4. Die seitens der belangten Behörde vorgenommene Berechnung des Gesamtbetrages des Überbezuges im gegenständlichen Zeitraum (Euro 250,00 x 39 Monate + Euro 166,45 im Monat Juli 2020) war ebenso nachvollziehbar und schlüssig, wie die spruchgemäße Aufschlüsselung der Abschmelzung dieses Überbezuges in einen Einbehalt in der Höhe von Euro 2.483,48 sowie laufende Rückzahlungen im Zeitraum 1.5.2023 bis 30.4.2026 in der Höhe von Euro 206,45 sowie einer letzten Rate in der Höhe von Euro 206,25.
Die Unschlüssigkeit dieser Berechnung wurde seitens des Vertreters der Beschwerdeführerin auch nicht einmal behauptet.
Es war daher spruchgemäß zu entscheiden.
VI.Unzulässigkeit der ordentlichen Revision:
Die ordentliche Revision ist unzulässig, da keine Rechtsfrage iSd Art 133 Abs 4 B-VG zu beurteilen war, der grundsätzliche Bedeutung zukommt.
Weder weicht die gegenständliche Entscheidung von der bisherigen Rechtsprechung des Verwaltungsgerichtshofes ab, noch fehlt es an einer Rechtsprechung des Verwaltungsgerichtshofes.
Weiters ist die dazu vorliegende Rechtsprechung des Verwaltungsgerichtshofes auch nicht als uneinheitlich zu beurteilen. Ebenfalls liegen keine sonstigen Hinweise auf eine grundsätzliche Bedeutung der zu lösenden Rechtsfrage vor.
R e c h t s m i t t e l b e l e h r u n g
Gegen diese Entscheidung kann binnen sechs Wochen ab der Zustellung Beschwerde an den Verfassungsgerichtshof oder außerordentliche Revision an den Verwaltungsgerichtshof erhoben werden. Die Beschwerde an den Verfassungsgerichtshof ist direkt bei diesem, die außerordentliche Revision an den Verwaltungsgerichtshof ist beim Landesverwaltungsgericht Tirol einzubringen.

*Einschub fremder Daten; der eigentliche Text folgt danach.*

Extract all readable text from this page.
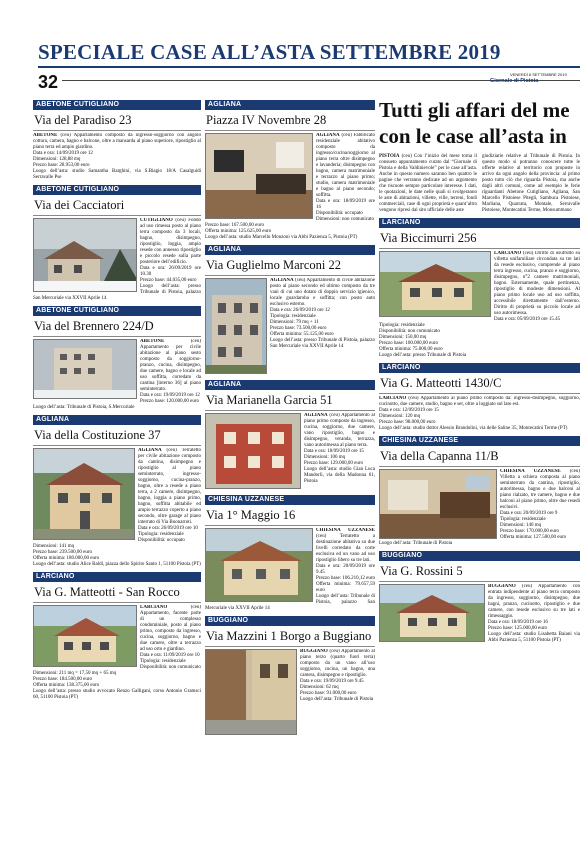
SPECIALE CASE ALL’ASTA SETTEMBRE 2019
32	VENERDÌ 6 SETTEMBRE 2019
Giornale di Pistoia
ABETONE CUTIGLIANO
Via del Paradiso 23
ABETONE (ceu) Appartamento composto da ingresso-soggiorno con angolo cottura, camera, bagno e balcone, oltre a mansarda al piano superiore, ripostiglio al piano terra ed ampio giardino.
Data e ora: 14/09/2019 ore 12
Dimensioni: 128,88 mq
Prezzo base: 28.953,00 euro
Luogo dell’asta: studio Samantha Barghini, via S.Biagio 18/A Casalguidi Serravalle Pse
ABETONE CUTIGLIANO
Via dei Cacciatori
CUTIGLIANO (ceu) Fondo ad uso rimessa posto al piano terra composto da 3 locali, bagno, disimpegno, ripostiglio, loggia, ampio resede con annesso ripostiglio e piccolo resede sulla parte posteriore dell’edificio.
Data e ora: 26/09/2019 ore 10.30
Prezzo base: 44.035,00 euro
Luogo dell’asta: presso Tribunale di Pistoia, palazzo San Mercuriale via XXVII Aprile 14
ABETONE CUTIGLIANO
Via del Brennero 224/D
ABETONE	(ceu) Appartamento per civile abitazione al piano sesto composto da soggiorno-pranzo, cucina, disimpegno, due camere, bagno e locale ad uso soffitta, corredato da cantina [interno 36] al piano seminterrato.
Data e ora: 19/09/2019 ore 12
Prezzo base: 120.000,00 euro
Luogo dell’asta: Tribunale di Pistoia, S.Mercuriale
AGLIANA
Via della Costituzione 37
AGLIANA (ceu) Terratetto per civile abitazione composto da cantina, disimpegno e ripostiglio al piano seminterrato, ingresso-soggiorno, cucina-pranzo, bagno, oltre a resede a piano terra, a 2 camere, disimpegno, bagno, loggia a piano primo, bagno, soffitta abitabile ed ampio terrazzo coperto a piano secondo, oltre garage al piano interrato di Via Buonarroti.
Data e ora: 26/09/2019 ore 10
Tipologia: residenziale
Disponibilità: occupato
Dimensioni: 141 mq
Prezzo base: 239.500,00 euro
Offerta minima: 180.000,00 euro
Luogo dell’asta: studio Alice Baldi, piazza dello Spirito Santo 1, 51100 Pistoia (PT)
LARCIANO
Via G. Matteotti - San Rocco
LARCIANO	(ceu) Appartamento, facente parte di un complesso condominiale, posto al piano primo, composto da ingresso, cucina, soggiorno, bagno e due camere, oltre a terrazzo ad uso orto e giardino.
Data e ora: 11/09/2019 ore 10
Tipologia: residenziale
Disponibilità: non comunicato
Dimensioni: 211 mq = 17,50 mq + 65 mq
Prezzo base: 184.500,00 euro
Offerta minima: 138.375,00 euro
Luogo dell’asta: presso studio avvocato Renzo Galligani, corso Antonio Gramsci 60, 51100 Pistoia (PT)
AGLIANA
Piazza IV Novembre 28
AGLIANA (ceu) Fabbricato residenziale abitativo composto da ingresso/cucina/soggiorno al piano terra oltre disimpegno e lavanderia; disimpegno con bagno, camera matrimoniale e terrazzo al piano primo; studio, camera matrimoniale e bagno al piano secondo; soffitta.
Data e ora: 18/09/2019 ore 16
Disponibilità: occupato
Dimensioni: non comunicato
Prezzo base: 167.500,00 euro
Offerta minima: 125.625,00 euro
Luogo dell’asta: studio Marcello Monzoni via Abbi Pazienza 5, Pistoia (PT)
AGLIANA
Via Guglielmo Marconi 22
AGLIANA (ceu) Appartamento di civile abitazione posto al piano secondo ed ultimo composto da tre vani di cui uno dotato di doppio servizio igienico, locale guardaroba e soffitta; con posto auto esclusivo esterno.
Data e ora: 26/09/2019 ore 12
Tipologia: residenziale
Dimensioni: 79 mq + 11
Prezzo base: 73.500,00 euro
Offerta minima: 55.125,00 euro
Luogo dell’asta: presso Tribunale di Pistoia, palazzo San Mercuriale via XXVII Aprile 14
AGLIANA
Via Marianella Garcia 51
AGLIANA (ceu) Appartamento al piano primo composto da ingresso, cucina, soggiorno, due camere, vano ripostiglio, bagno e disimpegno, veranda, terrazza, vano autorimessa al piano terra.
Data e ora: 18/09/2019 ore 15
Dimensioni: 106 mq
Prezzo base: 129.000,00 euro
Luogo dell’asta: studio Gian Luca Mandorli, via della Madonna 61, Pistoia
CHIESINA UZZANESE
Via 1° Maggio 16
CHIESINA UZZANESE (ceu) Terratetto a destinazione abitativa su due livelli corredato da corte esclusiva ed un vano ad uso ripostiglio libero su tre lati.
Data e ora: 20/09/2019 ore 9.45
Prezzo base: 106.210,12 euro
Offerta minima: 79.657,59 euro
Luogo dell’asta: Tribunale di Pistoia, palazzo San Mercuriale via XXVII Aprile 14
BUGGIANO
Via Mazzini 1 Borgo a Buggiano
BUGGIANO (ceu) Appartamento al piano terzo (quarto fuori terra) composto da un vano all’uso soggiorno, cucina, un bagno, una camera, disimpegno e ripostiglio.
Data e ora: 19/09/2019 ore 9.45
Dimensioni: 62 mq
Prezzo base: 91.000,00 euro
Luogo dell’asta: Tribunale di Pistoia
Tutti gli affari del me
con le case all’asta in
PISTOIA (ceu) Con l’inizio del mese torna il consueto appuntamento curato dal “Giornale di Pistoia e della Valdinievole” per le case all’asta. Anche in questo numero saranno ben quattro le pagine che verranno dedicate ad un argomento che riscuote sempre particolare interesse. I dati, le quotazioni, le date nelle quali si svolgeranno le aste di abitazioni, villette, ville, terreni, fondi commerciali, case di ogni proprietà e quant’altro vengono ripresi dal sito ufficiale delle aste
giudiziarie relative al Tribunale di Pistoia. In questo modo si potranno conoscere tutte le offerte relative al territorio con proposte in arrivo da ogni angolo della provincia: al primo posto tutto ciò che riguarda Pistoia, ma anche dagli altri comuni, come ad esempio le ferie riguardanti Abetone Cutigliano, Agliana, San Marcello Pistoiese Pitegli, Sambuca Pistoiese, Marliana, Quarrata, Montale, Serravalle Pistoiese, Montecatini Terme, Monsummano
LARCIANO
Via Biccimurri 256
LARCIANO (ceu) Diritto di usufrutto su villetta unifamiliare circondata su tre lati da resede esclusivo, comprende al piano terra ingresso, cucina, pranzo e soggiorno, disimpegno, n°2 camere matrimoniali, bagno. Esternamente, quale pertinenza, ripostiglio di modeste dimensioni. Al piano primo locale uso ad uso soffitta, accessibile direttamente dall’esterno. Diritto di proprietà su piccolo locale ad uso autorimessa.
Data e ora: 05/09/2019 ore 15.45
Tipologia: residenziale
Disponibilità: non comunicato
Dimensioni: 150,00 mq
Prezzo base: 100.000,00 euro
Offerta minima: 75.000,00 euro
Luogo dell’asta: presso Tribunale di Pistoia
LARCIANO
Via G. Matteotti 1430/C
LARCIANO (ceu) Appartamento al piano primo composto da: ingresso-disimpegno, soggiorno, cucinotto, due camere, studio, bagno e ser, oltre a loggiato sul lato est.
Data e ora: 12/09/2019 ore 15
Dimensioni: 120 mq
Prezzo base: 98.000,00 euro
Luogo dell’asta: studio dottor Alessio Brandolini, via delle Saline 35, Montecatini Terme (PT)
CHIESINA UZZANESE
Via della Capanna 11/B
CHIESINA UZZANESE (ceu) Villetta a schiera composta al piano seminterrato da cantina, ripostiglio, autorimessa, bagno e due balconi al piano rialzato, tre camere, bagno e due balconi al piano primo, oltre due resedi esclusivi.
Data e ora: 20/09/2019 ore 9
Tipologia: residenziale
Dimensioni: 140 mq
Prezzo base: 170.000,00 euro
Offerta minima: 127.500,00 euro
Luogo dell’asta: Tribunale di Pistoia
BUGGIANO
Via G. Rossini 5
BUGGIANO (ceu) Appartamento con entrata indipendente al piano terra composto da ingresso, soggiorno, disimpegno, due bagni, pranzo, cucinotto, ripostiglio e due camere, con resede esclusivo su tre lati e rimessaggio.
Data e ora: 18/09/2019 ore 16
Prezzo base: 125.000,00 euro
Luogo dell’asta: studio Lisabetta Baiani via Abbi Pazienza 5, 51100 Pistoia (PT)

Die genannten Rechtsmittel sind von einem bevollmächtigten Rechtsanwalt bzw einer bevollmächtigten Rechtsanwältin abzufassen und einzubringen. Soweit gesetzlich nicht anderes bestimmt ist, ist eine Eingabegebühr von Euro 240,00 zu entrichten.
Es besteht die Möglichkeit, auf die Revision beim Verwaltungsgerichtshof und die Beschwerde beim Verfassungsgerichtshof zu verzichten. Ein solcher Verzicht hat zur Folge, dass eine Revision an den Verwaltungsgerichtshof und eine Beschwerde an den Verfassungsgerichtshof nicht mehr erhoben werden können.